I came to the following example of using a concept, which checks if the member function is present in the class and then using this concept in the friend function. For example, to overload operator<< for a bunch of similar classes

#include <iostream>
#include <vector>

template<class T>
concept Sizable = requires(T a)
{
    {a.size()} -> std::same_as<size_t>;
};

template<class T> requires Sizable<T>
std::ostream& operator<<(std::ostream& os, const T& a);

template<class T>
class A {
    std::vector<T> storage;
public:
    size_t size() const { return storage.size();}
    friend std::ostream& operator<< <A<T>>(std::ostream& os, const A<T>& a);
};

template<class T> requires Sizable<T>
std::ostream& operator<<(std::ostream& os, const T& a)
{
    for (size_t i = 0; i < a.size(); ++i) {
    }
    return os;
}

int main()
{
    A<int> a;
    operator<< <A<int>>(std::cout, a);
}

However this code fails to compile for the reason that we have a member access into incomplete type.

Is there any way how this can be achieved, taking into account that we cannot forward declare concepts?

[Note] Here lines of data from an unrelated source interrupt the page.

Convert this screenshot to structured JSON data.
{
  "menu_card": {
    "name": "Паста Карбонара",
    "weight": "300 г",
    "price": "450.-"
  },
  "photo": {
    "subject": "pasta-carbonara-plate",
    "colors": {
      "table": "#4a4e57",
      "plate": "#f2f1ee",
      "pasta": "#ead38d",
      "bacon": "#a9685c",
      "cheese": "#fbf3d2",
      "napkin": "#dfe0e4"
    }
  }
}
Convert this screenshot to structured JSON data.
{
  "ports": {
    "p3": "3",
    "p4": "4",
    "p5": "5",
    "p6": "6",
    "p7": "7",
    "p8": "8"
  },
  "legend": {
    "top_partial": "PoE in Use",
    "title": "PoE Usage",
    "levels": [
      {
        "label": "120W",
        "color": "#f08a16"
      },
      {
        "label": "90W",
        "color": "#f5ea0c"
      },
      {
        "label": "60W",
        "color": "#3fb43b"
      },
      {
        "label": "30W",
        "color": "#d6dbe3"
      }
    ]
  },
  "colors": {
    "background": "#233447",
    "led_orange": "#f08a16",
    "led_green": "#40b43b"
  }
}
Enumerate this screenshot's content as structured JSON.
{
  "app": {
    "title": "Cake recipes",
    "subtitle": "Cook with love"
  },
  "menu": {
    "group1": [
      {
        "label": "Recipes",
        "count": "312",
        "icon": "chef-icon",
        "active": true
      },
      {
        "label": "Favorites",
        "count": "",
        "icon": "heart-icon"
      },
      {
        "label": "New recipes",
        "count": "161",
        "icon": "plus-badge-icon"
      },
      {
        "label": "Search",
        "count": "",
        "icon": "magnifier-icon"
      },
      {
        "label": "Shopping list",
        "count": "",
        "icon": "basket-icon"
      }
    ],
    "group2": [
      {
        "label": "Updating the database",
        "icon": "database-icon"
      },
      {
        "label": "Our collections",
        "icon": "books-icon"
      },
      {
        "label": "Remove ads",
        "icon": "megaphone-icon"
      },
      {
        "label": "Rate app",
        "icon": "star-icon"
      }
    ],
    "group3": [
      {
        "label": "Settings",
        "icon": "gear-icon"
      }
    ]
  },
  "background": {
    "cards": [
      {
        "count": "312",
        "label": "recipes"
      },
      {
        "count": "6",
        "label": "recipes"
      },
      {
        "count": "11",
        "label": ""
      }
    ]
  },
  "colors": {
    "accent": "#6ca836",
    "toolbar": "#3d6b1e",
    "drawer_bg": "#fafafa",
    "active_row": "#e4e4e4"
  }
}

If the friend definition is moved inside a class then the code compiles and works.

Answer 1

Concepts can't do that. They are part of the function template's declaration, and so are checked when you befriend the specialization for A<T>. The problem with that is that at the point of the friend declaration, the class is not considered completely defined. As a matter of fact, it's considered completely defined inside its own definition only in very specific places:

• function bodies,
• default arguments,
• the noexcept specifier,
• default member initializers.

The friend declaration is none of those. So to refer to the class there is to refer to an incomplete type. The concept is not part of the class, so it cannot "see" the "previously declared" parts. And once you instate A<T> and the friend declaration along with it, the concept must be verified since a declaration of operator<< <A<T>> is instantiated. Given it's applied to an incomplete type, the concept check fails.

Even if that wasn't a problem, the concept check makes the friendship largely moot. Concepts can only be satisfied if the members they examine are public and unambiguous. So a concept won't help if the friend function needs to access any private or protected members. To really keep the concept check, we will need to use only the public parts of the class... and for that we do not need to befriend anything. Indeed, getting rid of the friend declaration makes your code well-formed.

If we intend instead to use a class's private parts, then we can't check it with a concept, and must defer the checking to the instantiation of operator<<'s body like templates "normally" work. I'd consider a concept that "verifies the public interface" in that case to be moot (because we can still fail later). I'd dispense with the concept entirely in this case.